The first is the status of Pakistani women (the keepers of family health) in education, income and decision-making which I feel is among the lowest across the almost 100 countries that I have visited.

National nutritional surveys reveal that most Pakistani women lack nutritional education. So even if families can afford nutritious diets, children may not get it since parents lack nutritional knowledge.

The second reason is poor government education and health facilities. Thus,Pakistan`s globally low social rankings are due to women`s dis empowerment and government neglect, and not absolute poverty.

What about the future? While futuristic discussions must certainly consider population growth, this can be done from two perspectives.

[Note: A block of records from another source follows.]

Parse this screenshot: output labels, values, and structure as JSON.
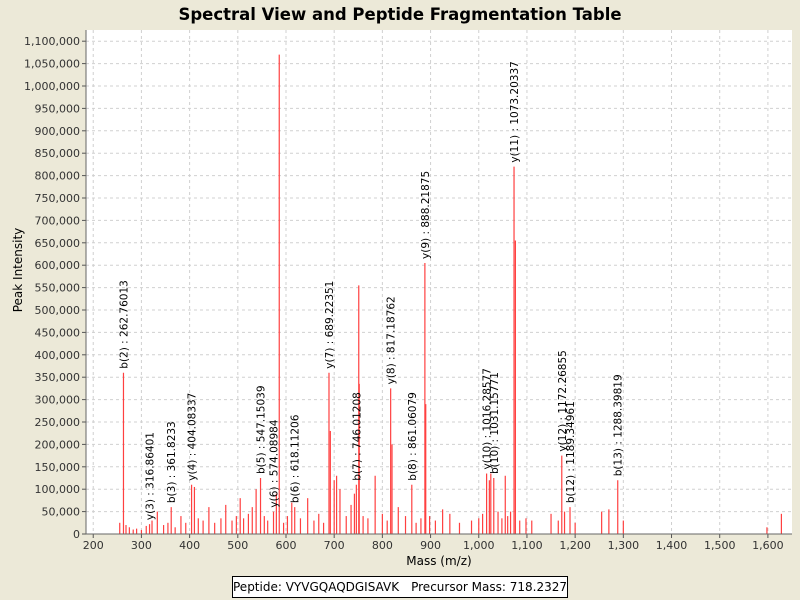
{
  "chart_data": {
    "type": "spectrum",
    "title": "Spectral View and Peptide Fragmentation Table",
    "xlabel": "Mass (m/z)",
    "ylabel": "Peak Intensity",
    "xlim": [
      185,
      1650
    ],
    "ylim": [
      0,
      1125000
    ],
    "x_ticks": [
      200,
      300,
      400,
      500,
      600,
      700,
      800,
      900,
      1000,
      1100,
      1200,
      1300,
      1400,
      1500,
      1600
    ],
    "y_ticks": [
      0,
      50000,
      100000,
      150000,
      200000,
      250000,
      300000,
      350000,
      400000,
      450000,
      500000,
      550000,
      600000,
      650000,
      700000,
      750000,
      800000,
      850000,
      900000,
      950000,
      1000000,
      1050000,
      1100000
    ],
    "peak_color": "#ff4040",
    "peaks": [
      [
        255,
        25000
      ],
      [
        262.76,
        360000
      ],
      [
        268,
        20000
      ],
      [
        275,
        15000
      ],
      [
        283,
        10000
      ],
      [
        290,
        12000
      ],
      [
        300,
        9000
      ],
      [
        310,
        18000
      ],
      [
        316.86,
        22000
      ],
      [
        322,
        30000
      ],
      [
        333,
        50000
      ],
      [
        346,
        20000
      ],
      [
        355,
        25000
      ],
      [
        361.82,
        60000
      ],
      [
        370,
        15000
      ],
      [
        382,
        40000
      ],
      [
        392,
        25000
      ],
      [
        404.08,
        110000
      ],
      [
        410,
        105000
      ],
      [
        418,
        35000
      ],
      [
        428,
        30000
      ],
      [
        440,
        60000
      ],
      [
        452,
        25000
      ],
      [
        465,
        35000
      ],
      [
        475,
        65000
      ],
      [
        488,
        30000
      ],
      [
        497,
        40000
      ],
      [
        505,
        80000
      ],
      [
        512,
        35000
      ],
      [
        522,
        45000
      ],
      [
        530,
        60000
      ],
      [
        538,
        100000
      ],
      [
        547.15,
        125000
      ],
      [
        555,
        40000
      ],
      [
        562,
        30000
      ],
      [
        574.09,
        50000
      ],
      [
        580,
        90000
      ],
      [
        586,
        1070000
      ],
      [
        595,
        25000
      ],
      [
        603,
        40000
      ],
      [
        612,
        70000
      ],
      [
        618.11,
        60000
      ],
      [
        630,
        35000
      ],
      [
        645,
        80000
      ],
      [
        658,
        30000
      ],
      [
        668,
        45000
      ],
      [
        678,
        25000
      ],
      [
        689.22,
        360000
      ],
      [
        692,
        230000
      ],
      [
        700,
        120000
      ],
      [
        705,
        130000
      ],
      [
        712,
        100000
      ],
      [
        725,
        40000
      ],
      [
        735,
        65000
      ],
      [
        742,
        90000
      ],
      [
        746.01,
        110000
      ],
      [
        751,
        555000
      ],
      [
        752,
        335000
      ],
      [
        760,
        40000
      ],
      [
        770,
        35000
      ],
      [
        785,
        130000
      ],
      [
        800,
        45000
      ],
      [
        810,
        30000
      ],
      [
        817.19,
        325000
      ],
      [
        820,
        200000
      ],
      [
        833,
        60000
      ],
      [
        848,
        40000
      ],
      [
        861.06,
        110000
      ],
      [
        870,
        25000
      ],
      [
        880,
        35000
      ],
      [
        888.22,
        605000
      ],
      [
        890,
        290000
      ],
      [
        898,
        40000
      ],
      [
        910,
        30000
      ],
      [
        925,
        55000
      ],
      [
        940,
        45000
      ],
      [
        960,
        25000
      ],
      [
        985,
        30000
      ],
      [
        1000,
        35000
      ],
      [
        1008,
        45000
      ],
      [
        1016.29,
        135000
      ],
      [
        1022,
        120000
      ],
      [
        1025,
        135000
      ],
      [
        1031.16,
        125000
      ],
      [
        1040,
        50000
      ],
      [
        1048,
        35000
      ],
      [
        1055,
        130000
      ],
      [
        1060,
        40000
      ],
      [
        1066,
        50000
      ],
      [
        1073.2,
        820000
      ],
      [
        1076,
        655000
      ],
      [
        1085,
        30000
      ],
      [
        1098,
        35000
      ],
      [
        1110,
        30000
      ],
      [
        1150,
        45000
      ],
      [
        1165,
        30000
      ],
      [
        1172.27,
        175000
      ],
      [
        1178,
        50000
      ],
      [
        1189.35,
        60000
      ],
      [
        1200,
        25000
      ],
      [
        1255,
        50000
      ],
      [
        1270,
        55000
      ],
      [
        1288.4,
        120000
      ],
      [
        1300,
        30000
      ],
      [
        1598,
        15000
      ],
      [
        1628,
        45000
      ]
    ],
    "annotations": [
      {
        "mz": 262.76,
        "intensity": 360000,
        "label": "b(2) : 262.76013"
      },
      {
        "mz": 316.86,
        "intensity": 22000,
        "label": "y(3) : 316.86401"
      },
      {
        "mz": 361.82,
        "intensity": 60000,
        "label": "b(3) : 361.8233"
      },
      {
        "mz": 404.08,
        "intensity": 110000,
        "label": "y(4) : 404.08337"
      },
      {
        "mz": 547.15,
        "intensity": 125000,
        "label": "b(5) : 547.15039"
      },
      {
        "mz": 574.09,
        "intensity": 50000,
        "label": "y(6) : 574.08984"
      },
      {
        "mz": 618.11,
        "intensity": 60000,
        "label": "b(6) : 618.11206"
      },
      {
        "mz": 689.22,
        "intensity": 360000,
        "label": "y(7) : 689.22351"
      },
      {
        "mz": 746.01,
        "intensity": 110000,
        "label": "b(7) : 746.01208"
      },
      {
        "mz": 817.19,
        "intensity": 325000,
        "label": "y(8) : 817.18762"
      },
      {
        "mz": 861.06,
        "intensity": 110000,
        "label": "b(8) : 861.06079"
      },
      {
        "mz": 888.22,
        "intensity": 605000,
        "label": "y(9) : 888.21875"
      },
      {
        "mz": 1016.29,
        "intensity": 135000,
        "label": "y(10) : 1016.28577"
      },
      {
        "mz": 1031.16,
        "intensity": 125000,
        "label": "b(10) : 1031.15771"
      },
      {
        "mz": 1073.2,
        "intensity": 820000,
        "label": "y(11) : 1073.20337"
      },
      {
        "mz": 1172.27,
        "intensity": 175000,
        "label": "y(12) : 1172.26855"
      },
      {
        "mz": 1189.35,
        "intensity": 60000,
        "label": "b(12) : 1189.34961"
      },
      {
        "mz": 1288.4,
        "intensity": 120000,
        "label": "b(13) : 1288.39819"
      }
    ]
  },
  "info": {
    "peptide": "Peptide: VYVGQAQDGISAVK",
    "precursor": "Precursor Mass: 718.2327"
  }
}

The first perspective strongly supports population control since evidence clearly shows that large family size undermines maternal and child health. It views failures of government population services as the main reason for population issues.

The second perspective, largely rhetorical, considers poor, illiterate people`s irrationality as the main cause of population growth, and the latter as an unmitigated disaster and the main cause of all evil, including corruption, terrorism and poverty.

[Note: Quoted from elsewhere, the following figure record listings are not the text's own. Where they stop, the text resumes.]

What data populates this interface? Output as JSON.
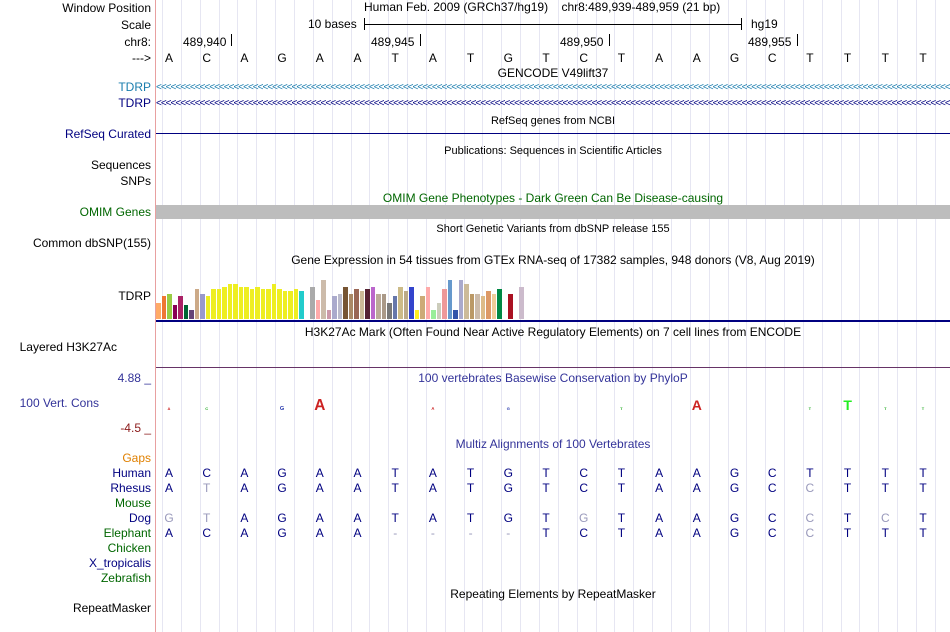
{
  "colors": {
    "navy": "#000080",
    "teal": "#1a7dae",
    "green": "#006600",
    "orange": "#e08000",
    "darkred": "#8b1a1a",
    "phylo": "#333399",
    "grey": "#bdbdbd"
  },
  "labels": {
    "window_position": "Window Position",
    "scale": "Scale",
    "chr": "chr8:",
    "strand_arrow": "--->",
    "tdrp1": "TDRP",
    "tdrp2": "TDRP",
    "refseq": "RefSeq Curated",
    "sequences": "Sequences",
    "snps": "SNPs",
    "omim": "OMIM Genes",
    "common_dbsnp": "Common dbSNP(155)",
    "tdrp_gtex": "TDRP",
    "layered": "Layered H3K27Ac",
    "phylo_max": "4.88 _",
    "vert_cons": "100 Vert. Cons",
    "phylo_min": "-4.5 _",
    "gaps": "Gaps",
    "species": [
      "Human",
      "Rhesus",
      "Mouse",
      "Dog",
      "Elephant",
      "Chicken",
      "X_tropicalis",
      "Zebrafish"
    ],
    "repeatmasker": "RepeatMasker"
  },
  "header": {
    "assembly": "Human Feb. 2009 (GRCh37/hg19)",
    "position": "chr8:489,939-489,959 (21 bp)",
    "scale_text": "10 bases",
    "scale_db": "hg19",
    "coords": [
      "489,940",
      "489,945",
      "489,950",
      "489,955"
    ]
  },
  "sequence": [
    "A",
    "C",
    "A",
    "G",
    "A",
    "A",
    "T",
    "A",
    "T",
    "G",
    "T",
    "C",
    "T",
    "A",
    "A",
    "G",
    "C",
    "T",
    "T",
    "T",
    "T"
  ],
  "tracks": {
    "gencode": "GENCODE V49lift37",
    "refseq_title": "RefSeq genes from NCBI",
    "pubs_title": "Publications: Sequences in Scientific Articles",
    "omim_title": "OMIM Gene Phenotypes - Dark Green Can Be Disease-causing",
    "dbsnp_title": "Short Genetic Variants from dbSNP release 155",
    "gtex_title": "Gene Expression in 54 tissues from GTEx RNA-seq of 17382 samples, 948 donors (V8, Aug 2019)",
    "h3k27_title": "H3K27Ac Mark (Often Found Near Active Regulatory Elements) on 7 cell lines from ENCODE",
    "phylop_title": "100 vertebrates Basewise Conservation by PhyloP",
    "multiz_title": "Multiz Alignments of 100 Vertebrates",
    "rmsk_title": "Repeating Elements by RepeatMasker"
  },
  "alignment": {
    "Human": [
      "A",
      "C",
      "A",
      "G",
      "A",
      "A",
      "T",
      "A",
      "T",
      "G",
      "T",
      "C",
      "T",
      "A",
      "A",
      "G",
      "C",
      "T",
      "T",
      "T",
      "T"
    ],
    "Rhesus": [
      "A",
      "T",
      "A",
      "G",
      "A",
      "A",
      "T",
      "A",
      "T",
      "G",
      "T",
      "C",
      "T",
      "A",
      "A",
      "G",
      "C",
      "C",
      "T",
      "T",
      "T"
    ],
    "Dog": [
      "G",
      "T",
      "A",
      "G",
      "A",
      "A",
      "T",
      "A",
      "T",
      "G",
      "T",
      "G",
      "T",
      "A",
      "A",
      "G",
      "C",
      "C",
      "T",
      "C",
      "T"
    ],
    "Elephant": [
      "A",
      "C",
      "A",
      "G",
      "A",
      "A",
      "-",
      "-",
      "-",
      "-",
      "T",
      "C",
      "T",
      "A",
      "A",
      "G",
      "C",
      "C",
      "T",
      "T",
      "T"
    ]
  },
  "alignment_faded": {
    "Rhesus": [
      1,
      17
    ],
    "Dog": [
      0,
      1,
      11,
      17,
      19
    ],
    "Elephant": [
      6,
      7,
      8,
      9,
      17
    ]
  },
  "gtex_values": [
    14,
    20,
    22,
    12,
    20,
    12,
    8,
    26,
    22,
    20,
    26,
    26,
    28,
    30,
    30,
    28,
    28,
    26,
    28,
    26,
    26,
    30,
    26,
    24,
    24,
    26,
    24,
    30,
    28,
    16,
    34,
    8,
    20,
    22,
    28,
    22,
    26,
    24,
    26,
    28,
    22,
    22,
    14,
    20,
    28,
    24,
    28,
    8,
    20,
    28,
    8,
    14,
    26,
    34,
    8,
    34,
    30,
    22,
    22,
    20,
    24,
    22,
    26,
    44,
    22,
    28,
    28,
    28,
    18
  ],
  "gtex_colors": [
    "#ffaa66",
    "#ee7733",
    "#99cc44",
    "#880055",
    "#aa2266",
    "#006633",
    "#664477",
    "#ccaa88",
    "#9999cc",
    "#eeee22",
    "#eeee22",
    "#eeee22",
    "#eeee22",
    "#eeee22",
    "#eeee22",
    "#eeee22",
    "#eeee22",
    "#eeee22",
    "#eeee22",
    "#eeee22",
    "#eeee22",
    "#eeee22",
    "#eeee22",
    "#eeee22",
    "#eeee22",
    "#eeee22",
    "#22cccc",
    "#ffffff",
    "#aaaaaa",
    "#ffaaaa",
    "#ccbbaa",
    "#cc99aa",
    "#aaaacc",
    "#bbbbcc",
    "#775533",
    "#aa8866",
    "#996655",
    "#ccbb99",
    "#552233",
    "#bb66cc",
    "#bbaa99",
    "#aa9988",
    "#777777",
    "#6677aa",
    "#ccbb88",
    "#bbaa88",
    "#3344cc",
    "#ffee22",
    "#ccaa77",
    "#ffaaaa",
    "#99ee99",
    "#ccccbb",
    "#ee9999",
    "#6699cc",
    "#3355aa",
    "#aaaacc",
    "#ccbb99",
    "#bb9966",
    "#ccbbaa",
    "#ddbb88",
    "#dd9966",
    "#eecc99",
    "#008844",
    "#ffffff",
    "#aa1122",
    "#ffffff",
    "#ccbbcc",
    "#ffffff",
    "#ffffff"
  ],
  "phylop_letters": [
    {
      "i": 0,
      "c": "#cc2222",
      "h": 2
    },
    {
      "i": 1,
      "c": "#22aa22",
      "h": 1
    },
    {
      "i": 3,
      "c": "#2233aa",
      "h": 4
    },
    {
      "i": 4,
      "c": "#cc2222",
      "h": 11
    },
    {
      "i": 7,
      "c": "#cc2222",
      "h": 3
    },
    {
      "i": 9,
      "c": "#2233aa",
      "h": 2
    },
    {
      "i": 12,
      "c": "#22aa22",
      "h": 2
    },
    {
      "i": 14,
      "c": "#cc2222",
      "h": 10
    },
    {
      "i": 17,
      "c": "#22aa22",
      "h": 1
    },
    {
      "i": 18,
      "c": "#22ee22",
      "h": 10
    },
    {
      "i": 19,
      "c": "#22aa22",
      "h": 2
    },
    {
      "i": 20,
      "c": "#22aa22",
      "h": 2
    }
  ]
}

Such Malthusian theories have consistently failed since at least 1750 as technology-led growth has far outstripped population growth. The main causes for global scarcity, terrorism and poverty today are political, not demographic.

Between 1970 and now, Pakistan`s population tripled from about 60 million to 180 plus million while absolute poverty halved from almost 50 per cent to between 17-25 per cent, thus debunking alarmist demographic perspectives.

Moreover, this halving, despite tripling of population, occurred under a modest five per cent average growth.

Pakistan ranks around 60 on both population growth rate and population density globally. From being three per cent-plus in the 1980s, its population growth has slowed to around two per cent though recent evidence suggests an increase again. Even with these lower rates, which regionally remain the highest, Pakistan`s population could reach 265-300 million by 2030.

These figures justify strong population measures, but not demographic alarmism.

Successfully tackling this challenge will require sound economic management. It requires moderately improving upon inflation, economic growth, external balances and tax-GDP ratio levels that successive Pakistani governments have earlier successfully maintained.

Additionally, if Pakistan also institutes land reforms and adequate health, education and disaster management expenditures it could reduce poverty further.

Natural constraints like land and water scarcity could affect performance. Pakistan barely achieves food supply demand balance during good crop years currently.

However, studies show that Pakistan could double food production without increasing arable land by using improved technology. Water scarcity is a threat, but Pakistan currently wastes half its riverine flows in canals and on-farm. Better irrigation management should help improve water security.

Thus, success in improving social indicators despite population growth can come from even moderate performance while failure only from poor performance. Viewed so, Pakistan`s prospects are not bad, though, as with its cricket team, even moderate performance often eludes this mercurial country.

So, if present performance continues and Pakistan fails to achieve even these moderate economic targets, then the demographic challenge could become a demographic disaster.
The writer is a political economist at the University of California, Berkeley.